Rowan and I reported to the information desk, where it was confirmed that their details were held. We were told where and when to report for assistance, and duly did so. A very helpful woman explained, at the platform, that we’d been upgraded to First Class. This was rather welcome for the longest train trip of the journey. The carriage was nearly empty, and other members of the group came to join us for chat and several hands of Uno.


We changed trains at Köln. And this is where our plans began to unravel. Another very nice assistance person had met us with a ramp as we arrived, and told us where and when to report for the next train. However, the train to Brussels was delayed, and the tardiness only increased. We finally boarded 50 minutes late. 


The train was packed. The wheelchair space had two fold down seats in the wheelchair space opposite the regular seats, and a man using one of them resisted being moved. Our carriage had standing room only, and I assume the rest of the train was equally full. At first the man sat at the window, which meant that the wheelchair was being bumped by luggage and people making their way through the carriage. We convinced the man to let us put the wheelchair by the window, and he sat on the fold down chair in the aisle. Rowan and I sat side by side opposite.


I was quite annoyed with the man, but Rowan explained that they were quite used to this. To get angry over it wouldn’t help. 

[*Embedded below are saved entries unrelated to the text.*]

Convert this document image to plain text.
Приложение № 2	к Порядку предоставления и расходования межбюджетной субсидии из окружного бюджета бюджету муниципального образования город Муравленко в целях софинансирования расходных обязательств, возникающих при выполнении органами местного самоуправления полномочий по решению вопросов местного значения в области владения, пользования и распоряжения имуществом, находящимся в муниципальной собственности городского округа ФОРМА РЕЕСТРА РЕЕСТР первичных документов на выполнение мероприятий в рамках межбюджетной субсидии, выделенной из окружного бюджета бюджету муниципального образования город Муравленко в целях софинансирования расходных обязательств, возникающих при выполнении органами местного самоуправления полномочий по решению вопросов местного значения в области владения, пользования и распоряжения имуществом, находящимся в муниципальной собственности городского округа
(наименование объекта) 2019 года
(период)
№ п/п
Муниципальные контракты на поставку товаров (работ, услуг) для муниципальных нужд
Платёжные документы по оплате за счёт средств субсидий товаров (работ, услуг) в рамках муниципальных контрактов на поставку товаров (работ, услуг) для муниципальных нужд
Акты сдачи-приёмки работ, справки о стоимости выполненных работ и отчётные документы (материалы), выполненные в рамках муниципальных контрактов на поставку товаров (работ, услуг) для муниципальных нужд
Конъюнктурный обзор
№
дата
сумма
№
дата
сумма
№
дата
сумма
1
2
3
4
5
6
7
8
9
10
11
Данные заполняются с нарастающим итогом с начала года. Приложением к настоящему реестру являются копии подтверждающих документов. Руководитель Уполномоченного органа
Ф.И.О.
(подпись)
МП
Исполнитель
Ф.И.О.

We realised that there was no way we were going to be on the Eurostar train for which we’d booked, not with their insistence of closing any boarding 30 minutes before departure. Rowan and I decided we’d try for some special pleading, as it would be far more difficult for them to find, say, accommodation if they missed the last train home than for someone who can walk anywhere. We dashed off the train in Brussels, went to the booking desk, but there was no flexibility.


Our leader managed to book everyone on to the next train. We settled into the lounge and my friend in Wellingborough assured me she’d still be happy to collect me from the train station. At the appropriate time, we made our way to the departure area, and an assistance person met us and we were escorted to the platform. When we found our seats, I was terribly excited as the screen in the carriage stated we were in Business Premier. However, the meal served to us was that for Standard Premier, and no champagne was on offer. I settled for a beer. 


We pulled into St Pancras around 10pm. I said my goodbyes to Rowan and hurried through the station, managing to catch the next train to Wellingborough with a few minutes spare. Catching my breath, I contacted my friend to let her know my arrival time. As promised, she was waiting for me. I drove home very carefully, pulling into my driveway around 11.30pm.


A few thoughts about the trip. 


I found the train travel rather stressful! When the choice is mine, I will fly!


Never mind my stress over trains, I had no idea of the challenges faced by a wheelchair user. And the discourtesy which can be shown by others. On the other hand, we did have some lovely assistance people along the way.


Berlin features large in my mind as my family were impacted not only by World War II, but the aftermath in the division of Germany and of Berlin. I must arrange another visit… 


Above all, many thanks for the Student Christian Movement for sorting out the complex arrangements for the trip, and Project Bonhoeffer for generously funding so much of the cost for both myself and the students.